20.7 – Applications of Radioactivity

Some applications of radioactivity are:

Medical Diagnosis

    • Small quantities of the radioactive element are injected into the patient to allow for imaging of internal organs.

Medical Treatment

    • Iodine-131 injected into the body gets concentrated in the thyroid gland which will start killing cells in the thyroid. This is used as a thyroid cancer treatment.
    • γ-ray sources are directed through the body towards a cancer. Usually several beams are sent from different directions so that the cancer receives a high dose of radiation but the surrounding tissues receive a lower dose.

Killing of Microbes with γ-rays

    • Medical equipment can be sterilised by being bombarded with γ-rays. This is often used for equipment that can’t be heated to sterilise such as bandages or plastic syringes.
    • Food can be irradiated to kill any bacteria that may be present on it. The food will then keep for much longer before going bad.

Dating Ancient Objects

    • Carbon-14 is found all around as a naturally occurring isotope of carbon. When a living organism dies it stops taking in carbon-14 and slowly any carbon-14 it contains will decay to the more stable isotopes.
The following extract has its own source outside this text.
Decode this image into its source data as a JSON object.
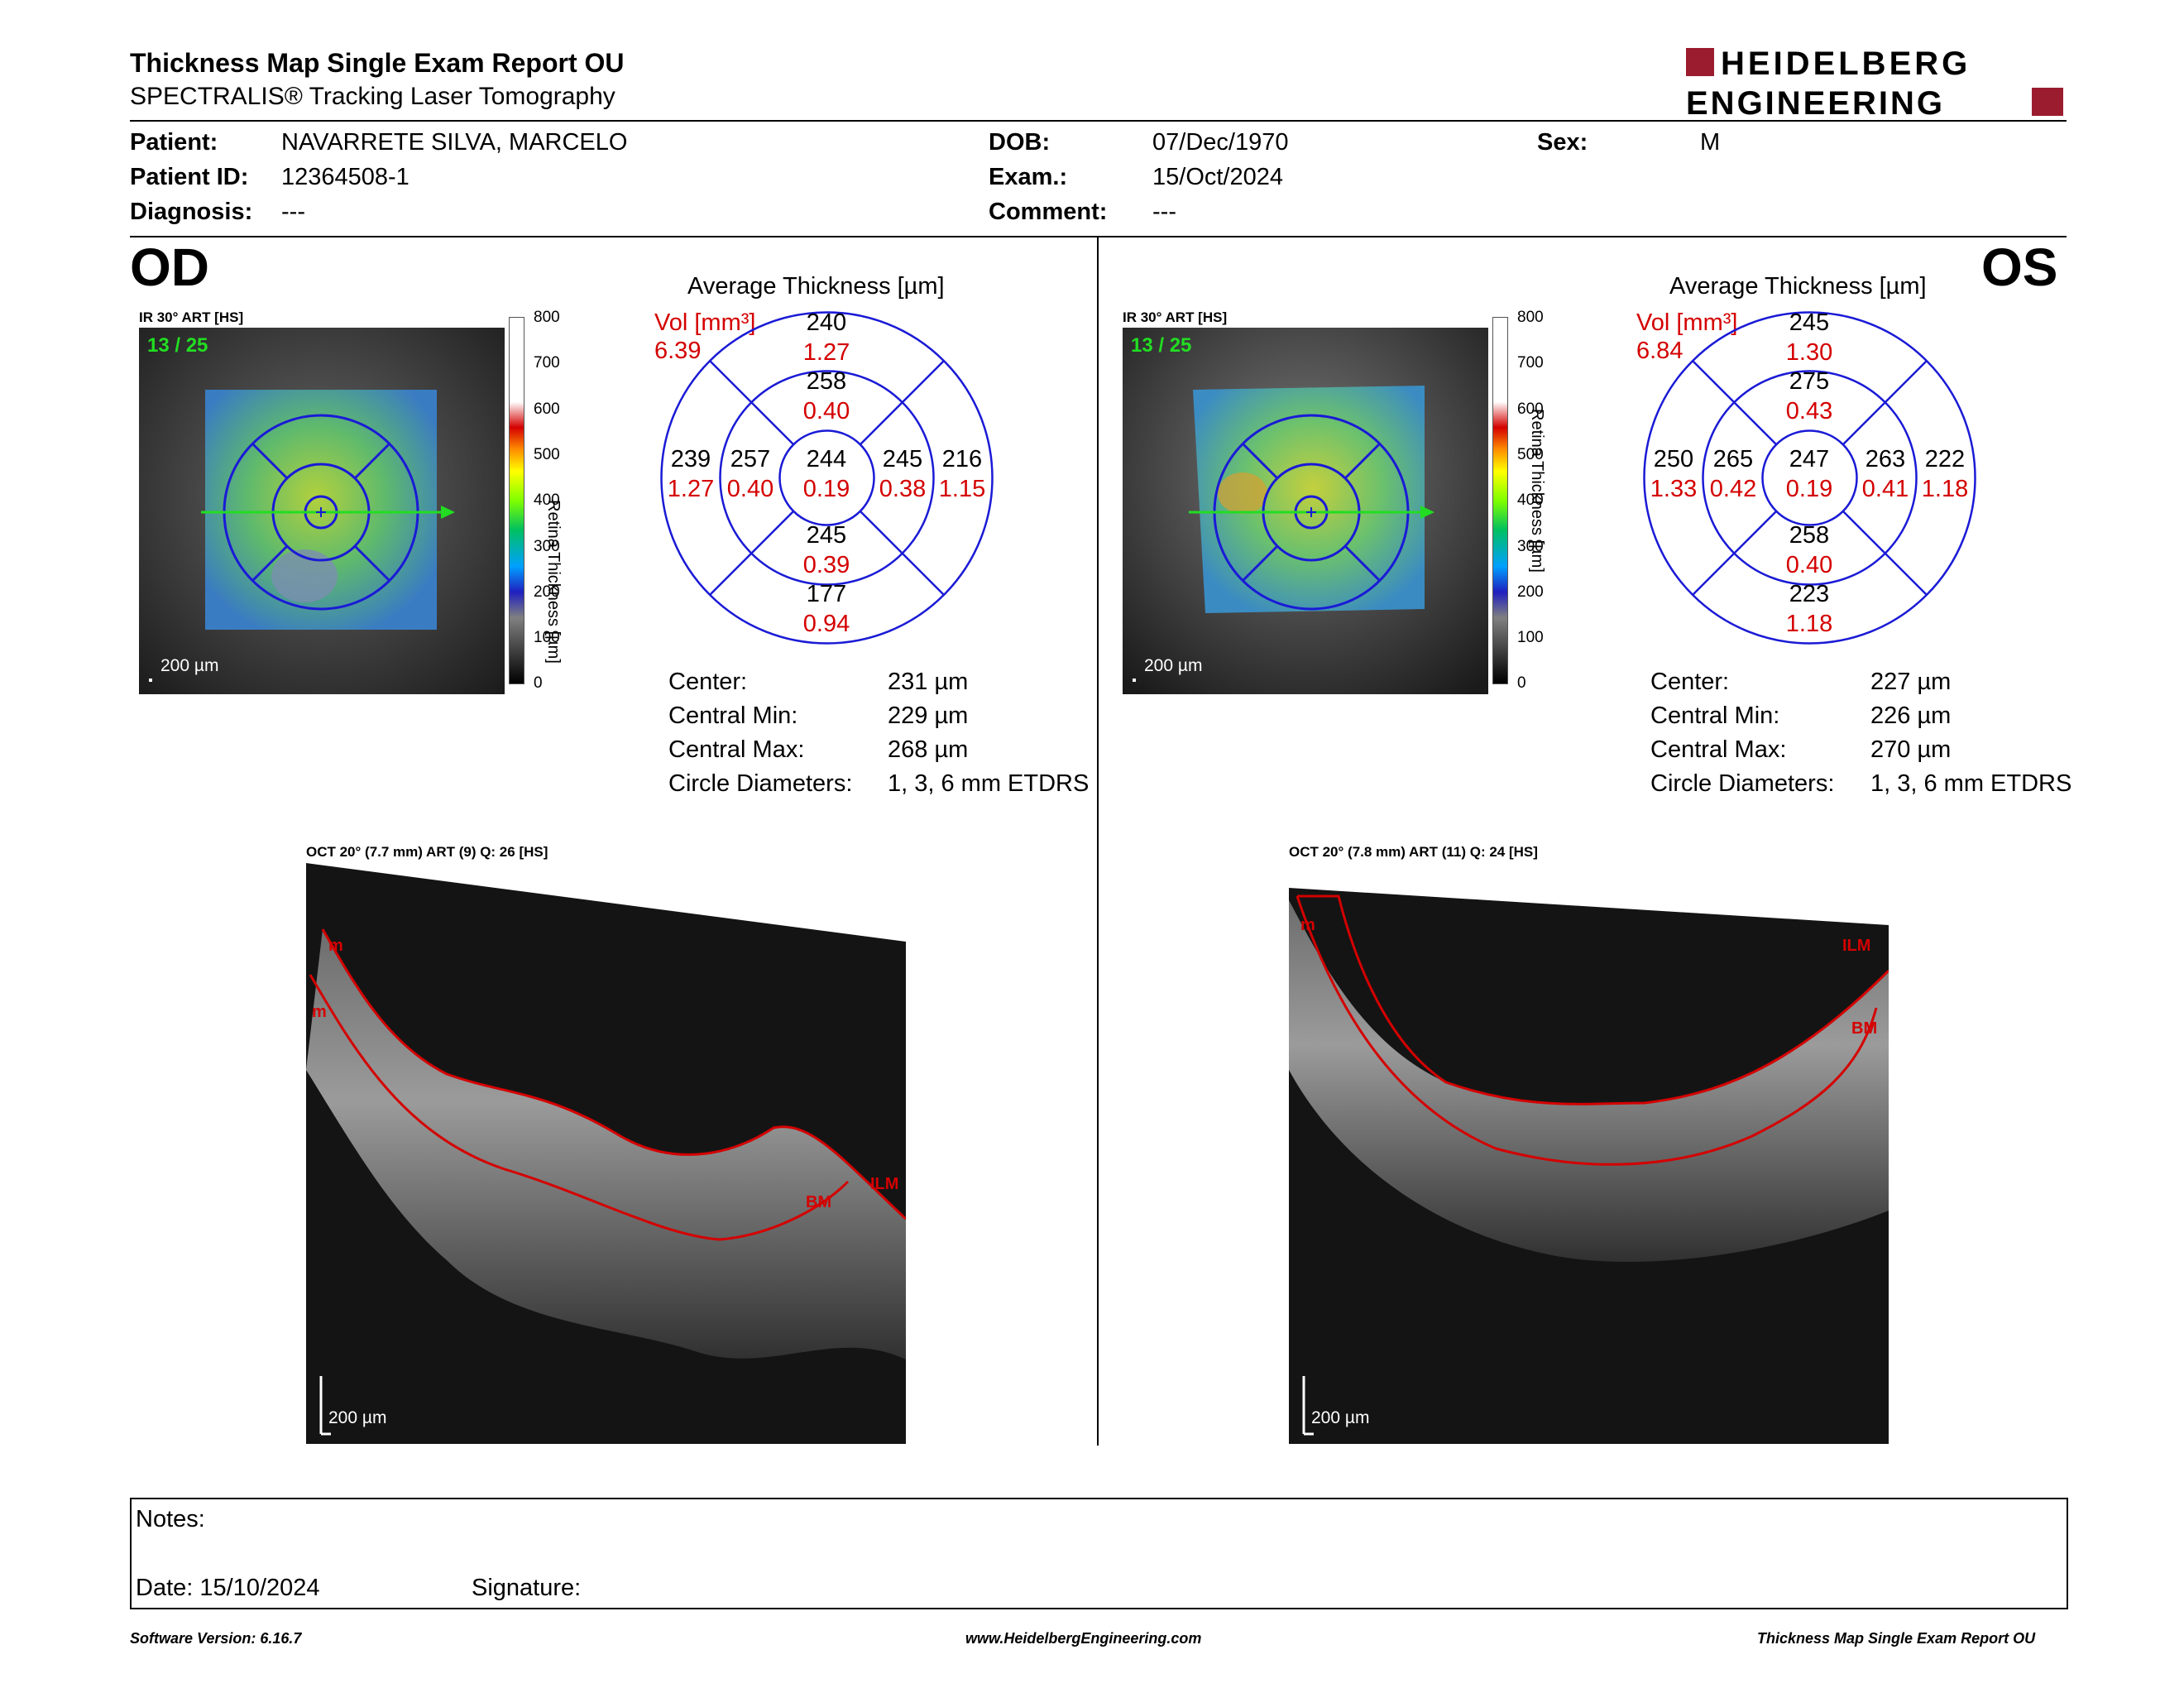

By determining the percentage of carbon-14 in the object its age can be determined. Carbon-14 has a half-life of 5700 years. Carbon-dating can determine the age of objects up to about 100,000 years old.
    • Uranium-238, with a half-life of 4.5 billion years, is used by geologists in a similar manner to determine the age of rocks.

Smoke Detectors

    • Americium-241 produces α-particles which cause a small current to flow when they strike a detector. Smoke particles will stop the α-particles and trigger the alarm.

Industrial Use – Thickness Monitoring

    • Materials that need to be produced at a constant thickness (paper, glass, metal sheets, etc.) can be monitored by passing a beam of β-particles through them. If the material gets too thick, the count rate of β-particles passing through them will drop and so corrections can be made to the machinery.
Example
(a) Why are isotopes with short half-lives (e.g. 2 hours) usually used for medical imaging?

So that the level of activity will decay to nothing within a short period of time. This will minimise unwanted effects due to radioactivity taking place within the body.

 

(b) Why it is safe to eat strawberries that have been irradiated with γ-rays?

The γ-rays will kill all the bacteria present on the strawberries. But, being just electromagnetic waves, they will not leave the strawberries radioactive.

 

(c) Why can carbon-dating not be used to determine the age of dinosaur bones?

Dinosaur bones are millions of years old. With carbon-14 having a half-life of just 5700 years, so many half-lives will have passed since the dinosaurs died that there will not be any measurable carbon-14 left in the dinosaur bones.